Even when urine was expelled properly from the spacecraft, the crew couldn’t quite be done worrying about it. Just the tiny force necessary to vent the liquid—which turned to gleaming ice crystals in the sunlit cold of space—could have a profound effect on the spacecraft’s trajectory and would have to be accounted for as the ship continued its journey.
Defecation was even less glamorous. The astronaut started with a collection bag fitted with an adhesive collar. After stripping naked (usually in private at the other end of the command module), he pressed the collar around his hind end until it stuck, then expelled to the best of his ability. In space, clumps didn’t drop from the body. To help that along, NASA had built a narrow pouch into the bag for the astronaut’s finger, which he could use as a scooper to pull things free. Finally, a packet of blue germicide was deposited in the bag, then ruptured and kneaded together with the waste in order to neutralize odors and to kill bacteria that could, over time, generate gases that could cause the package to explode. This bathroom breaks could take as long as an hour. Cleaning was done with a small moist towelette like those handed out at barbecue restaurants.
Much as the crew might have liked to fir
e the sealed bag into space, they could not. Ejecting such a bulky item would require the cabin to be depressurized, possible but risky to the men and the flight. Also, NASA planned to examine the feces (as well as blood and urine) on the crew’s return to Earth, eager to study the effects of deep space flight on the human body.
Even as an engineer, Anders knew this fecal collection system would be difficult. Months before Apollo 8, he took home a kit to practice (one didn’t experiment on such a device in the simulators at work). He explained to Valerie that it had to be tested, at least on Earth, while lying down. To that end, he intended to try it in bed.
“Not in our bed!” Valerie said.
So Anders lay on the carpet and gave it his best.
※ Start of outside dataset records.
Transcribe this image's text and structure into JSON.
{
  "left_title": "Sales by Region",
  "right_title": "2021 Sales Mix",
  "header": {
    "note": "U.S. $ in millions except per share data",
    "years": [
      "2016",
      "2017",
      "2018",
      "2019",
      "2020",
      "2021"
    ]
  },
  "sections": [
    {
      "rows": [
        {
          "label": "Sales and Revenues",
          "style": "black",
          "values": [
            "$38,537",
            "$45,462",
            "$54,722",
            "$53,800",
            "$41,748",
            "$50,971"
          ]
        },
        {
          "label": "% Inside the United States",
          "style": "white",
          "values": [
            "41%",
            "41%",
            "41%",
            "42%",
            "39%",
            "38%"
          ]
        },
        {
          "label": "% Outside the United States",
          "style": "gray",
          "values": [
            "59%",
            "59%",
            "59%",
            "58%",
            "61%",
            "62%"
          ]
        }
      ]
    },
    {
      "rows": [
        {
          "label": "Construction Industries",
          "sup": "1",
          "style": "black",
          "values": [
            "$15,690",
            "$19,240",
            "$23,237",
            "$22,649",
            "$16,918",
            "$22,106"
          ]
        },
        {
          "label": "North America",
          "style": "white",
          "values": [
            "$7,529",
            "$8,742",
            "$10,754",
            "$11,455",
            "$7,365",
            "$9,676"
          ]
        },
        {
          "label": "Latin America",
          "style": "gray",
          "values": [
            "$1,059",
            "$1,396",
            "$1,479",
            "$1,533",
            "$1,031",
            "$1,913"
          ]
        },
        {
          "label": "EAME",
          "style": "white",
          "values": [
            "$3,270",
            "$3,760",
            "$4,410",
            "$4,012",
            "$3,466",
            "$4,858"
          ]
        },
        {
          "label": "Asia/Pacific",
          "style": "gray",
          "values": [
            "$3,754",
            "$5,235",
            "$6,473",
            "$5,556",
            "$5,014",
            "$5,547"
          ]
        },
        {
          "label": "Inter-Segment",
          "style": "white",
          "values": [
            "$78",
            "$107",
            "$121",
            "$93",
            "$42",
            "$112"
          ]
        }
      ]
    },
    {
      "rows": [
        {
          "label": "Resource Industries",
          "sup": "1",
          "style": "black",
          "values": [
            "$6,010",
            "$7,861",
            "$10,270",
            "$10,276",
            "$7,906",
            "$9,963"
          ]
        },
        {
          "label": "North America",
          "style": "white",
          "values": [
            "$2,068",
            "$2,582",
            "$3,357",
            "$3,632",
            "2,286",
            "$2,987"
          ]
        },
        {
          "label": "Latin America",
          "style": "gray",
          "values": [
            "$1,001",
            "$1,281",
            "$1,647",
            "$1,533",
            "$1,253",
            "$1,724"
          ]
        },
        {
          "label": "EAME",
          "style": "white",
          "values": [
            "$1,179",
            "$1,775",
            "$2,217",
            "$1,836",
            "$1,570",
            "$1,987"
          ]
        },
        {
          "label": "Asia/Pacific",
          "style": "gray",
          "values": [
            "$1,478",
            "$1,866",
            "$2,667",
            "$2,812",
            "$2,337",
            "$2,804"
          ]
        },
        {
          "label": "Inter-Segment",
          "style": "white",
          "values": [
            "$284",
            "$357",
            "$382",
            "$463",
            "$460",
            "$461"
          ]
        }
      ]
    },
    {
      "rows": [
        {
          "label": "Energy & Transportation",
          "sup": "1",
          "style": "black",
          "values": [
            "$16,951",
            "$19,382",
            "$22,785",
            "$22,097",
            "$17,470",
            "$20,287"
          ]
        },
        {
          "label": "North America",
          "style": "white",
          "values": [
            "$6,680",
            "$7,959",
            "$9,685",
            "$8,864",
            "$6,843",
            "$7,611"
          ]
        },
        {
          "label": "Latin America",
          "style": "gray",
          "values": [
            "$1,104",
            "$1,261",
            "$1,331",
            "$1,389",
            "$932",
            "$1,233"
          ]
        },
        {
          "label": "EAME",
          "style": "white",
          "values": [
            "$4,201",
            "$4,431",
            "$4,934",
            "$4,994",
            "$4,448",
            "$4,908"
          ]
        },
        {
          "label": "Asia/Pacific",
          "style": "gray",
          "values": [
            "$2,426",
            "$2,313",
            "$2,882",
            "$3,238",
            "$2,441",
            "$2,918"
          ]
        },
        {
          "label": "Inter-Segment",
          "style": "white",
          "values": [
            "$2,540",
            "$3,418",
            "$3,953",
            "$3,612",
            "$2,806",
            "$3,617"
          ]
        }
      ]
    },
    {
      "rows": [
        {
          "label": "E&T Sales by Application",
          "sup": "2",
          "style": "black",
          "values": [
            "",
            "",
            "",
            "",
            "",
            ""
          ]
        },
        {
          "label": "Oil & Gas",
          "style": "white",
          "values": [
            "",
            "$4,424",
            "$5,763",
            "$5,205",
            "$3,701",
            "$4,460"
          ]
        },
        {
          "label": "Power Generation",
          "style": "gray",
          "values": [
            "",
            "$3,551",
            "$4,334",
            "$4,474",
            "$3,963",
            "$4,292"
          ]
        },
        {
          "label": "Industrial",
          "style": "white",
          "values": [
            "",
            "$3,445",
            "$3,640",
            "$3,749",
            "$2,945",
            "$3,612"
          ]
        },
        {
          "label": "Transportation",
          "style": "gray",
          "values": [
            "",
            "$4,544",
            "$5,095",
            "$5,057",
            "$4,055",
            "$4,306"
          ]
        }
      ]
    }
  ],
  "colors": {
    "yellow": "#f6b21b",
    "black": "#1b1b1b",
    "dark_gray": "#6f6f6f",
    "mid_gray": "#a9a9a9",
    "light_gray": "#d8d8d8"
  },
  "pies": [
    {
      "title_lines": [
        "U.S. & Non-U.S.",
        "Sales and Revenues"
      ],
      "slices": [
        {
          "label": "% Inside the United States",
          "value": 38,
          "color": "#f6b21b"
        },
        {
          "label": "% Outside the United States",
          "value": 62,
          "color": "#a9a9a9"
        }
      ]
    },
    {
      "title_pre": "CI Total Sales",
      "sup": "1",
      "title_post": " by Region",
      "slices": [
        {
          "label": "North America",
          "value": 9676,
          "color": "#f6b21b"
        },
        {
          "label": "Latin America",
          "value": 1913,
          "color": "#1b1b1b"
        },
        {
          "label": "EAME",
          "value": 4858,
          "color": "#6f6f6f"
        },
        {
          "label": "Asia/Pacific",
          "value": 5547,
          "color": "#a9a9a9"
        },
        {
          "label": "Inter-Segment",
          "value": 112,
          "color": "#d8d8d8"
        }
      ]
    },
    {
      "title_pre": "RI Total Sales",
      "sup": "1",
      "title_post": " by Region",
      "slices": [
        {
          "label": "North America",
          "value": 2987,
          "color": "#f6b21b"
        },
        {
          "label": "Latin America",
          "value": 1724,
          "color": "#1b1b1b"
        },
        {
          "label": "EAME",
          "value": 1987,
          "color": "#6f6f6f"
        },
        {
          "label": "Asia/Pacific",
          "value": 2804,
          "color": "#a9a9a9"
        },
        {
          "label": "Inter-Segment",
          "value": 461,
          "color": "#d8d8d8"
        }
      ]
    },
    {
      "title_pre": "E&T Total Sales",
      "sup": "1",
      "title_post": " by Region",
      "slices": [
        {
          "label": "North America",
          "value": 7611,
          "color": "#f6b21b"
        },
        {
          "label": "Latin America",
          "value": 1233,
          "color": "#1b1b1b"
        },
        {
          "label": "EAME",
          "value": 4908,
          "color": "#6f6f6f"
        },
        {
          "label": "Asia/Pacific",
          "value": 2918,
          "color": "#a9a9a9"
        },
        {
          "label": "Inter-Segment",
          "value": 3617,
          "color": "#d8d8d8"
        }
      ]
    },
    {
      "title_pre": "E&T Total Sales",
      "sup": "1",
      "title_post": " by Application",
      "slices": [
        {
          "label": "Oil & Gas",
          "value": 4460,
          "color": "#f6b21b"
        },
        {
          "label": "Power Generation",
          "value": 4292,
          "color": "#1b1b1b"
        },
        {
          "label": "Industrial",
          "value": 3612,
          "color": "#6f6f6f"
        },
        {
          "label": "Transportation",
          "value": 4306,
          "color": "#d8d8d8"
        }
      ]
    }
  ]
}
The device did not work well for him.
A few days later, he asked the flight surgeon to recommend a low-residue diet he could eat in the days leading up to and during the flight. The less often he had to use the device on the mission, he figured, the better. So far, his plan was working. While Borman and Lovell struggled with the contraption, Anders sat in his seat, doing his work and looking out his window, uncalled by that part of nature, watching the universe go by.
* * *
—
More than nine hours had elapsed in the flight before the astronauts got their first glimpse of the Moon. It happened during one of Lovell’s looks through the spacecraft’s telescope and sextant, when he spotted a barely visible crescent surrounded by a light blue haze, “just about as light blue as we have it back on Earth,” Lovell radioed to Houston. Lovell knew that the appearance of color came from the way the Sun scattered light through his navigation instruments. Tiny as the Moon appeared through his telescope, it was more than his colleagues were getting, or were likely to get, given how the spacecraft (which had just five small windows) needed to be oriented during flight. The Moon was still sixty hours away, and any good views available to the crew might have to wait until they arrived.